Continuous deployment enables development teams to reduce the time between a new feature being identified and being deployed into production. It enables the business to be more responsive. However, continuous deployment increases operational risk by increasing the potential for defects to be introduced into production when development teams aren’t sufficiently disciplined. Successful continuous deployment in an enterprise environment requires all the practices described earlier.
Overall we found this article rather in conflict with itself. It’s interesting how the author views Operations and Development as separate stakeholders within a process. The principles of DevOps are to break this view and to combine Development and Operations as a single entity and in this context they should be considered a single StakeHolder.
We fully agree that Operations should be managers of production with development participation, as Developers should be mangers of development with Operations participation, but on deployment we differ with the author. It’s easy in our view. If operations are a bottleneck to deployment, expand the role of “release engineers” to encapsulate the entire team.

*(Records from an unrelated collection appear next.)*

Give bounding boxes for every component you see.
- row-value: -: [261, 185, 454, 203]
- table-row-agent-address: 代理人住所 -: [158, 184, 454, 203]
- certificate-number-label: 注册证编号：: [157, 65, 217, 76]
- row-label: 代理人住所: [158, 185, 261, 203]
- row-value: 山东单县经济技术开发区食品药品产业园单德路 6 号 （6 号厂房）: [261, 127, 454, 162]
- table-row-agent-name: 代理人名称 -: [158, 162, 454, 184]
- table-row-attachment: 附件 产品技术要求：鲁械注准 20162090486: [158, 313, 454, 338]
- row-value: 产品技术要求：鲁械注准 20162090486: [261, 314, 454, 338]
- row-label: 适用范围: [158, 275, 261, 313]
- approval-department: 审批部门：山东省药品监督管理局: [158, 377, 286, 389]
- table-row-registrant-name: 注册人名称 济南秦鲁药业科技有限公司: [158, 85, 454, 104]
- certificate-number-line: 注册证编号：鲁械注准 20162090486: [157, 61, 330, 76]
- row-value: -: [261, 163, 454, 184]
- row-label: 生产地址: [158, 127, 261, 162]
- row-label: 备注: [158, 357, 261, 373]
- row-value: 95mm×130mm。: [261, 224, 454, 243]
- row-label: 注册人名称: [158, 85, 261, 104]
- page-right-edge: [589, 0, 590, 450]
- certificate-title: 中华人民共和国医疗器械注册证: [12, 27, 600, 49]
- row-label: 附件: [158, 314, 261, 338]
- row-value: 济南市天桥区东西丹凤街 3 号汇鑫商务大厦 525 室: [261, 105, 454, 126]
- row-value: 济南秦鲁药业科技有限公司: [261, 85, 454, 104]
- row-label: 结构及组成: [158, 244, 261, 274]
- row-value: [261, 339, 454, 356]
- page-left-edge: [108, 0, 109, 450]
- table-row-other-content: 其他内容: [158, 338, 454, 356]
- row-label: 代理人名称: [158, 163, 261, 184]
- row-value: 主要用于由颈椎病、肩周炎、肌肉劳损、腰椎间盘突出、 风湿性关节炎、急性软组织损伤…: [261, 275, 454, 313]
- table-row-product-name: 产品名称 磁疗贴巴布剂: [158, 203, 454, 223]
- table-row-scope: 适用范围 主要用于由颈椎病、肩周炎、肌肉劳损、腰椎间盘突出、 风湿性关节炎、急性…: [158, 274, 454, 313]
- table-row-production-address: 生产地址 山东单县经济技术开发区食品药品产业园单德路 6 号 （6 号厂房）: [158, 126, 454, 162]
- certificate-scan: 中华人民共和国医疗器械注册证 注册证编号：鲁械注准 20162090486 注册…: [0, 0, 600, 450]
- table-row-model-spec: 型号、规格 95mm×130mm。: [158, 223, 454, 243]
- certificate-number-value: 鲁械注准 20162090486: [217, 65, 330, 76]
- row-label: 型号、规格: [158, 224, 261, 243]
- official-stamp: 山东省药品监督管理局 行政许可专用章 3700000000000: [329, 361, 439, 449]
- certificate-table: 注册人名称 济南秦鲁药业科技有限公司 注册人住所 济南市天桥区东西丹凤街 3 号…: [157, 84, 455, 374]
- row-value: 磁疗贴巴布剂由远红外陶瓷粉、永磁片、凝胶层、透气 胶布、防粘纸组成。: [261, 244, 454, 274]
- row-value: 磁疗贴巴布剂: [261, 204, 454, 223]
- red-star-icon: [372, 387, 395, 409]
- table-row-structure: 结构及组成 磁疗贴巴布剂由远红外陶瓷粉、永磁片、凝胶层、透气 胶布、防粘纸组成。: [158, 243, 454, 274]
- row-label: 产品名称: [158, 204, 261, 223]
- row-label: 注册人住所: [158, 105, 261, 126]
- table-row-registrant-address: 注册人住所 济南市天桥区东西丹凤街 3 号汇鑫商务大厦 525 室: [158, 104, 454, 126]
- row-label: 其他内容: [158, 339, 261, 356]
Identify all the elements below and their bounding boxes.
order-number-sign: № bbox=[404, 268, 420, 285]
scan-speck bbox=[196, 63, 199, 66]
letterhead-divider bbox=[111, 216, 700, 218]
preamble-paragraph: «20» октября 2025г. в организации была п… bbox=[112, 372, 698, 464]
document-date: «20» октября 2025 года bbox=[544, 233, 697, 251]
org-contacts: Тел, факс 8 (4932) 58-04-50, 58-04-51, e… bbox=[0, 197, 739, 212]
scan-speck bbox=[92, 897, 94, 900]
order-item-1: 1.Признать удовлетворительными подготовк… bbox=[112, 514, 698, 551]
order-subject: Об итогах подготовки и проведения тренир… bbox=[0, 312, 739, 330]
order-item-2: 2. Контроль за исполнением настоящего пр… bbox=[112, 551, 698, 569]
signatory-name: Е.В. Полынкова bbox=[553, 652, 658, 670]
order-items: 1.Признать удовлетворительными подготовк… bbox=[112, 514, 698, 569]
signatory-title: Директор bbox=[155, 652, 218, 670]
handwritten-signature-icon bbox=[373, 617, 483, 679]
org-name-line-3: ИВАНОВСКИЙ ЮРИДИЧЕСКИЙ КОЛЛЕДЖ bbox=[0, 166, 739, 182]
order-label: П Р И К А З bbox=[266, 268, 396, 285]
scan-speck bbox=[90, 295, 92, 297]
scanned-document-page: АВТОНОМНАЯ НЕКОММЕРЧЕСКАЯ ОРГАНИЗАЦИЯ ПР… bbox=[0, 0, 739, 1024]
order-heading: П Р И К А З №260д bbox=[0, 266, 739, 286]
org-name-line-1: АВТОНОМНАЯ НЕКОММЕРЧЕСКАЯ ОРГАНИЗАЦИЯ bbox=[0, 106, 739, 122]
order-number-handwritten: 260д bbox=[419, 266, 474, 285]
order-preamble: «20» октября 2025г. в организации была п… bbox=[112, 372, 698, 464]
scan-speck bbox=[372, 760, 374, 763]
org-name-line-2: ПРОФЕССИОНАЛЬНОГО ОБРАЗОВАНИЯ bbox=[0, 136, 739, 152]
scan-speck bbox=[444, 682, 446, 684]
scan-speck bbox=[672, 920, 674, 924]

Anyone should be able to take accountability for and action deployment if the correct principles and practices have been applied.
The author also battles with Continuous Delivery principles. “release engineers will need to increase the number of release slots available to agile teams”. If you adopt a continuous delivery process your actually going to reduce the number of release slots, to one. One continuous release slot. Hence Continuous Delivery.